5 – Give yourself room for error

Too many people are overly optimistic about traffic, their ability to get to the right location and the time required to get situated and ready for a meeting, appointment, even a date. They give themselves no room for error. When you have something important to get to, think worst-case scenario, and if you get there early, take advantage of your quiet downtime to prepare, breathe, and recharge.

6 – Be realistic with travel time

My wife is from a Latin culture, and without getting too personal, let’s just say that punctuality is a constant pain point in our household. I am continually amazed at the estimates she provides to get somewhere. In her mind, miles equate to minutes, which is almost never the case in reality. Make sure to be realistic with your required travel time. Use your navigation device to get an estimate, then add 10 minutes for getting to and from the car (or rousing yourself from a siesta).

7 – Plan the night before

It is an extremely good habit to look at the next day’s calendar every night. Make sure your day is spaced correctly and make adjustments if necessary. If things are tight, try to push a meeting or appointment back, which is much more respectful than trying to change it last minute or showing up late.

8 – Prepare in advance

For many meetings, you need to have presentations or documents prepared.

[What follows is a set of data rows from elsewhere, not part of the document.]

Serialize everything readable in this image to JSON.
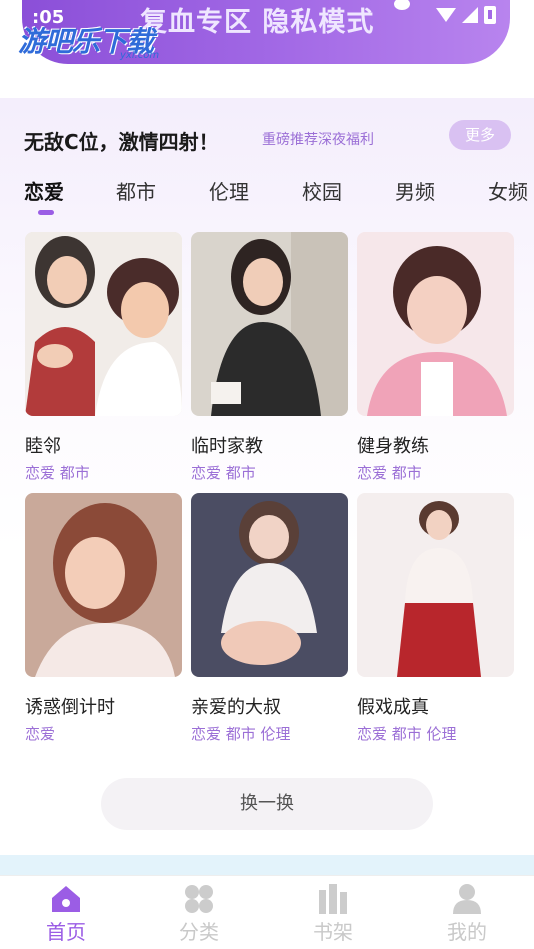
{
  "status_bar": {
    "time": ":05"
  },
  "banner": {
    "text": "复血专区 隐私模式"
  },
  "watermark": {
    "text": "游吧乐下载",
    "sub": "yxl.com"
  },
  "section": {
    "title": "无敌C位，激情四射！",
    "subtitle": "重磅推荐深夜福利",
    "more_label": "更多"
  },
  "tabs": [
    {
      "label": "恋爱"
    },
    {
      "label": "都市"
    },
    {
      "label": "伦理"
    },
    {
      "label": "校园"
    },
    {
      "label": "男频"
    },
    {
      "label": "女频"
    }
  ],
  "active_tab": "恋爱",
  "books": [
    {
      "title": "睦邻",
      "tags": "恋爱 都市"
    },
    {
      "title": "临时家教",
      "tags": "恋爱 都市"
    },
    {
      "title": "健身教练",
      "tags": "恋爱 都市"
    },
    {
      "title": "诱惑倒计时",
      "tags": "恋爱"
    },
    {
      "title": "亲爱的大叔",
      "tags": "恋爱 都市 伦理"
    },
    {
      "title": "假戏成真",
      "tags": "恋爱 都市 伦理"
    }
  ],
  "refresh_label": "换一换",
  "bottom_nav": [
    {
      "label": "首页",
      "icon": "home-icon"
    },
    {
      "label": "分类",
      "icon": "category-icon"
    },
    {
      "label": "书架",
      "icon": "bookshelf-icon"
    },
    {
      "label": "我的",
      "icon": "profile-icon"
    }
  ],
  "colors": {
    "accent": "#9b5de5",
    "tag": "#9b6fd6",
    "banner": "#a36ae6"
  }
}
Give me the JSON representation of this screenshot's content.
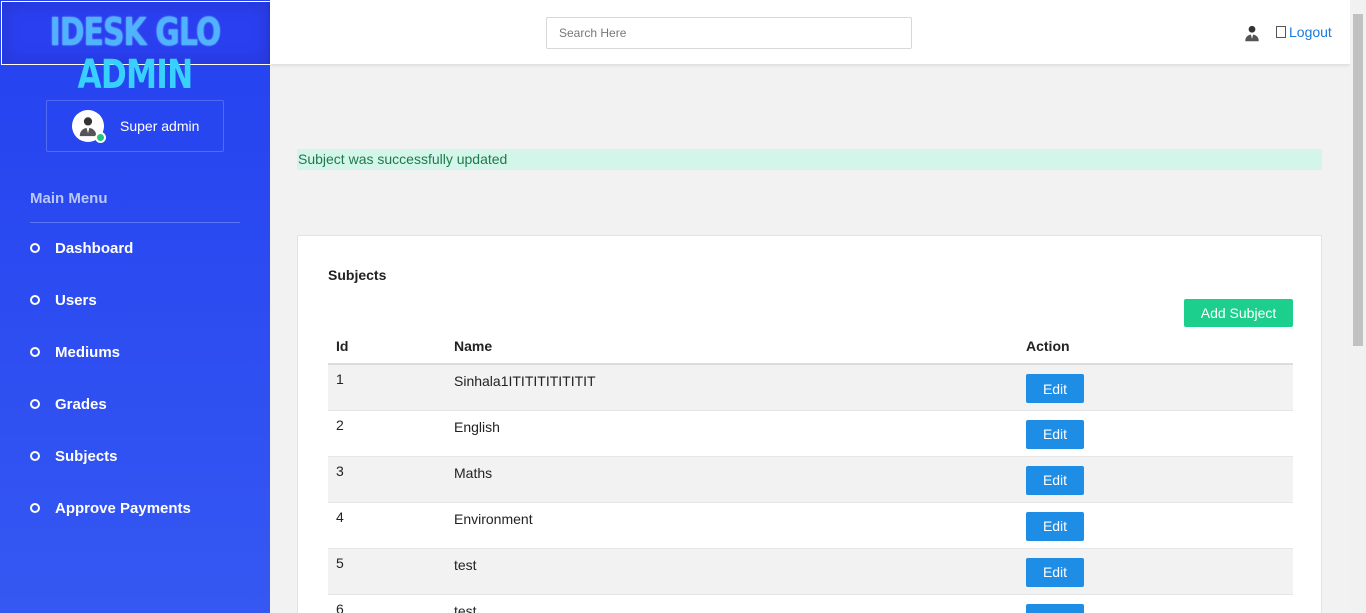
{
  "brand": {
    "line1": "IDESK GLO",
    "line2": "ADMIN"
  },
  "user": {
    "name": "Super admin"
  },
  "menu": {
    "title": "Main Menu",
    "items": [
      {
        "label": "Dashboard"
      },
      {
        "label": "Users"
      },
      {
        "label": "Mediums"
      },
      {
        "label": "Grades"
      },
      {
        "label": "Subjects"
      },
      {
        "label": "Approve Payments"
      }
    ]
  },
  "header": {
    "search_placeholder": "Search Here",
    "logout_label": "Logout"
  },
  "alert": {
    "message": "Subject was successfully updated"
  },
  "subjects": {
    "title": "Subjects",
    "add_label": "Add Subject",
    "columns": [
      "Id",
      "Name",
      "Action"
    ],
    "edit_label": "Edit",
    "rows": [
      {
        "id": "1",
        "name": "Sinhala1ITITITITITITIT"
      },
      {
        "id": "2",
        "name": "English"
      },
      {
        "id": "3",
        "name": "Maths"
      },
      {
        "id": "4",
        "name": "Environment"
      },
      {
        "id": "5",
        "name": "test"
      },
      {
        "id": "6",
        "name": "test"
      }
    ]
  },
  "colors": {
    "sidebar": "#2441f0",
    "accent_green": "#1ccf8d",
    "edit_blue": "#1e8de6",
    "alert_bg": "#d4f5e9"
  }
}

Contrary to what many of us learned in school, it’s never a good idea to wait till the last minute. It is unbelievable how many things can wrong with a printer in your moment of greatest need! Ideally, have everything printed and prepared the night before. Make sure you’ve got everything you need in advance so your energy and attention can be focused on being fully present in the meeting.

Every opportunity we have to interact with others is truly an opportunity to take critical steps towards the lives of our dreams. Whether it’s the creation of new ideas, the development of plans or simply healthy discussion that fosters new perspectives, this co-creative energy can make our lives exponentially greater then what we experience and accomplish on our own.

A little discipline and work on your part can allow you to show up on time, be engaged and fully leverage the colleagues, partners and friends in your life. By simply being there, you’ll be opening doors that never would have been available if you were stuck in traffic or otherwise late for that life-changing chance at synergy.